– И не боишься, что черти в бочку с гвоздьем утолкают?
– Я чертей не боюсь, сынок. Я Господа своего боюся, Творца и Создателя, Владыки. А дьявол – эка диковина, – натянуто засмеялся старец, но в темных глазах зажглися волчьи огоньки. Не по нутру было, что столь назойливо допирал пришелец. – Чего дьявола бояться? Бояться надобно Бога. И так мы с ним до пристанища ладно дойдем. А ты-то, юрод, чего ко мне прибрел? Чего такого ищешь? Какого своего Бога потерял? И как станешь искать то, чего не знаешь вовсе? Ты к батьке своему прильни душою, а он тебя не выдаст.
– Душа моя скучает о Господе. Как я могу не искать Его? – просто ответил Феодор, и в бледно-голубых глазах его зажегся свет. И старец услышал в голосе особую силу и возревновал к гостю.

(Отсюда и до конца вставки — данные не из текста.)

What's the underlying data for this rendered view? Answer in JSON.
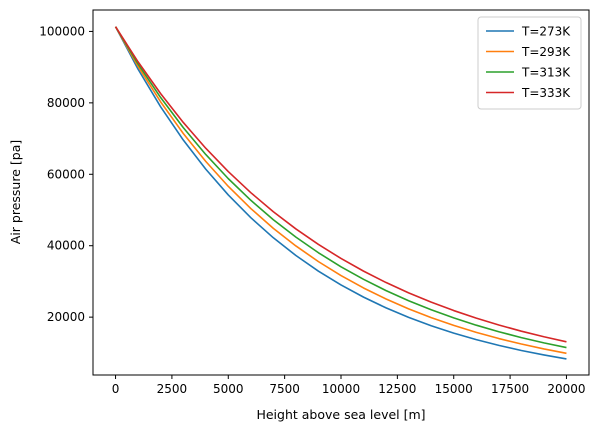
{
  "chart_data": {
    "type": "line",
    "title": "",
    "xlabel": "Height above sea level [m]",
    "ylabel": "Air pressure [pa]",
    "xlim": [
      -1000,
      21000
    ],
    "ylim": [
      3800,
      106000
    ],
    "xticks": [
      0,
      2500,
      5000,
      7500,
      10000,
      12500,
      15000,
      17500,
      20000
    ],
    "xtick_labels": [
      "0",
      "2500",
      "5000",
      "7500",
      "10000",
      "12500",
      "15000",
      "17500",
      "20000"
    ],
    "yticks": [
      20000,
      40000,
      60000,
      80000,
      100000
    ],
    "ytick_labels": [
      "20000",
      "40000",
      "60000",
      "80000",
      "100000"
    ],
    "grid": false,
    "legend_position": "top-right",
    "x": [
      0,
      1000,
      2000,
      3000,
      4000,
      5000,
      6000,
      7000,
      8000,
      9000,
      10000,
      11000,
      12000,
      13000,
      14000,
      15000,
      16000,
      17000,
      18000,
      19000,
      20000
    ],
    "series": [
      {
        "name": "T=273K",
        "color": "#1f77b4",
        "values": [
          101325,
          89413,
          78901,
          69625,
          61440,
          54217,
          47843,
          42218,
          37255,
          32875,
          29010,
          25600,
          22590,
          19934,
          17591,
          15523,
          13698,
          12088,
          10667,
          9413,
          8306
        ]
      },
      {
        "name": "T=293K",
        "color": "#ff7f0e",
        "values": [
          101325,
          90192,
          80283,
          71462,
          63611,
          56622,
          50401,
          44863,
          39935,
          35547,
          31642,
          28165,
          25071,
          22316,
          19865,
          17682,
          15740,
          14010,
          12471,
          11101,
          9881
        ]
      },
      {
        "name": "T=313K",
        "color": "#2ca02c",
        "values": [
          101325,
          90872,
          81496,
          73088,
          65547,
          58785,
          52720,
          47280,
          42402,
          38028,
          34104,
          30586,
          27430,
          24600,
          22062,
          19786,
          17745,
          15914,
          14272,
          12800,
          11479
        ]
      },
      {
        "name": "T=333K",
        "color": "#d62728",
        "values": [
          101325,
          91472,
          82577,
          74547,
          67298,
          60754,
          54846,
          49513,
          44698,
          40352,
          36428,
          32885,
          29688,
          26801,
          24195,
          21842,
          19718,
          17801,
          16070,
          14507,
          13096
        ]
      }
    ]
  }
}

…Эх, старец-старец… Когда-то ты возмечтал Русью править, самого помазанника Божьего возжелал заместити на престоле, кащея сын; и так все ладно приклякивалось в твоей буйной голове за басурманской спиною, когда ночами выстраивал рати под свои знамена и спроваживал их к престольной. Во снах-то и всякая несуразица клеится да ладом течет, как наяву, а в жизни и друзьяки верные, крестовые братья в разброде толкутся, измышляя измену… Гляди, даже пустынью, малой обителью управить – и то за великий труд. Вот явился с бела света взбалмошник, бездельник и плут, что самолично вознес себя в юроды, в Христовы вестники, а для тебя уже и он за язву, и ты не ведаешь, как умилостивить его.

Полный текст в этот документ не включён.